Updated on January 26, 2021 | 15:25pm
Therapeutic Anticoagulation With Heparin and Low-Molecular-Weight Heparin
On January 22, 2021, a press release about interim results on the efficacy of full-dose anticoagulation therapy with heparin or low-molecular-weight heparin in patients hospitalized with COVID-19 was made available (NCT04372589). Heparin and low-molecular-weight heparins ( enoxaparin, tinzaparin, and dalteparin) are anticoagulants indicated, in Canada, for the treatment and prevention of thromboembolism. The Anti-Thrombotic Therapy to Ameliorate Complications of COVID-19 (ATTACC) trial is an international, open-label, adaptive, randomized controlled trial that enrolled adult patients hospitalized with COVID-19 who were not receiving organ support such as mechanical ventilation. Patients were randomized to therapeutic anticoagulation for 14 days with heparin (subcutaneous low-molecular-weight heparin or intravenous unfractionated heparin infusion) or usual care of thromboprophylactic dose anticoagulation according to local practice. The primary outcome is days alive and free of organ support at day 21.

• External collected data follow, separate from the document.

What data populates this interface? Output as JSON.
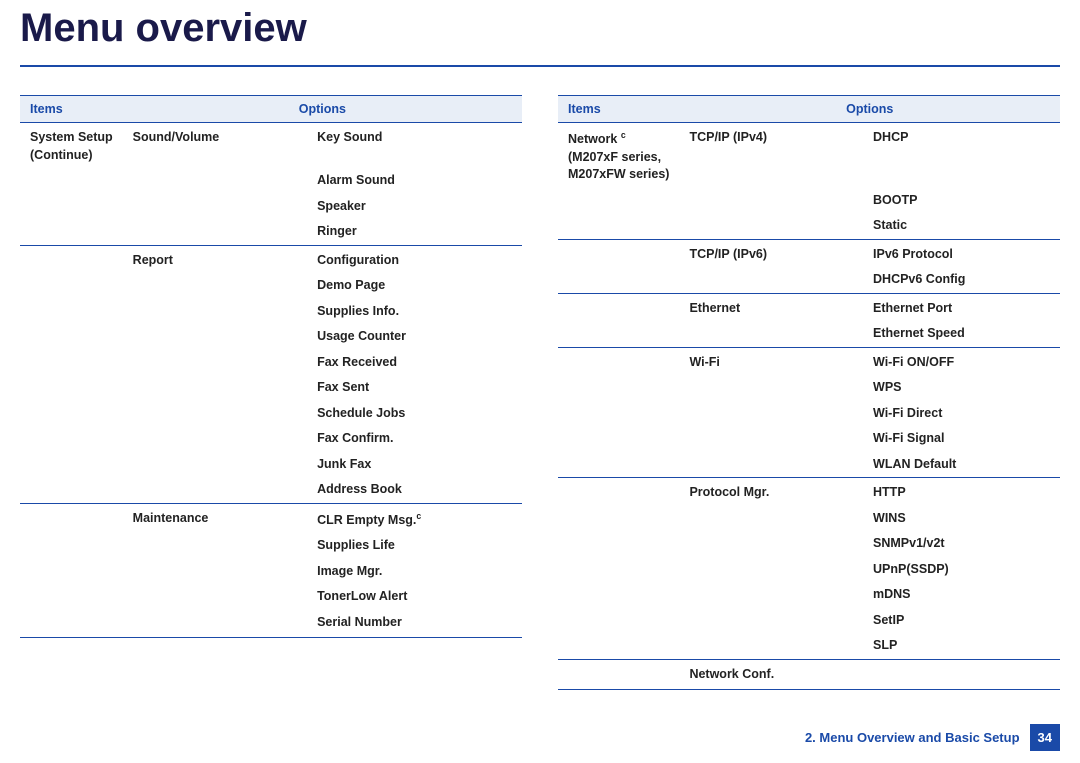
{
  "title": "Menu overview",
  "footer": {
    "chapter": "2. Menu Overview and Basic Setup",
    "page": "34"
  },
  "headers": {
    "items": "Items",
    "options": "Options"
  },
  "left": {
    "item_main": "System Setup",
    "item_sub": "(Continue)",
    "groups": [
      {
        "sub": "Sound/Volume",
        "opts": [
          "Key Sound",
          "Alarm Sound",
          "Speaker",
          "Ringer"
        ]
      },
      {
        "sub": "Report",
        "opts": [
          "Configuration",
          "Demo Page",
          "Supplies Info.",
          "Usage Counter",
          "Fax Received",
          "Fax Sent",
          "Schedule Jobs",
          "Fax Confirm.",
          "Junk Fax",
          "Address Book"
        ]
      },
      {
        "sub": "Maintenance",
        "opts": [
          "CLR Empty Msg.",
          "Supplies Life",
          "Image Mgr.",
          "TonerLow Alert",
          "Serial Number"
        ]
      }
    ]
  },
  "right": {
    "item_main": "Network",
    "item_sub1": "(M207xF series,",
    "item_sub2": "M207xFW series)",
    "groups": [
      {
        "sub": "TCP/IP (IPv4)",
        "opts": [
          "DHCP",
          "BOOTP",
          "Static"
        ]
      },
      {
        "sub": "TCP/IP (IPv6)",
        "opts": [
          "IPv6 Protocol",
          "DHCPv6 Config"
        ]
      },
      {
        "sub": "Ethernet",
        "opts": [
          "Ethernet Port",
          "Ethernet Speed"
        ]
      },
      {
        "sub": "Wi-Fi",
        "opts": [
          "Wi-Fi ON/OFF",
          "WPS",
          "Wi-Fi Direct",
          "Wi-Fi Signal",
          "WLAN Default"
        ]
      },
      {
        "sub": "Protocol Mgr.",
        "opts": [
          "HTTP",
          "WINS",
          "SNMPv1/v2t",
          "UPnP(SSDP)",
          "mDNS",
          "SetIP",
          "SLP"
        ]
      },
      {
        "sub": "Network Conf.",
        "opts": [
          ""
        ]
      }
    ]
  },
  "sup_c": "c"
}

Although no results were reported in the press release, the press release states that interim study findings of more than 1,300 patients hospitalized with COVID-19 found that full-dose anticoagulants were superior compared to usual care thromboprophylactic dose anticoagulation. Until the full study results are published in a peer-reviewed journal, no conclusions can be drawn from this information.
Updated on January 26, 2021 | 09:50am
On January 23, 2021, a press release about results of the efficacy of colchicine in outpatients with COVID-19 were made available (NCT04322682). In Canada, colchicine is indicated for the treatment and prevention of gout flares. The Colchicine Coronavirus SARS-CoV2 Trial (COLCORONA) is a randomized, double-blind, placebo-controlled, multicenter global trial that enrolled adult patients with COVID-19 who were not hospitalized and had at least one high-risk criterion. Patients were randomized to either colchicine or placebo oral tablets for 30 days (total N = 4,488). The primary outcome was a composite of death or hospitalization due to COVID-19 infection, measured up to day 30 after randomization. Compared with placebo, the risk of death or hospitalization was reduced by 21% in the overall global study population of 4,488 patients; however, this did not reach statistical significance. When the results were limited to patients with confirmed COVID-19, (N = 4,159), risk of death or hospitalization was statistically significantly reduced, although the results were not reported. For patients with confirmed COVID-19, hospitalizations were reduced by 25%, mechanical ventilation was reduced by 50%, and death was reduced by 44%. Caution should be exercised in interpreting these findings as limited information was reported in the press release. Full study results published in a peer-reviewed journal are necessary to draw any conclusions.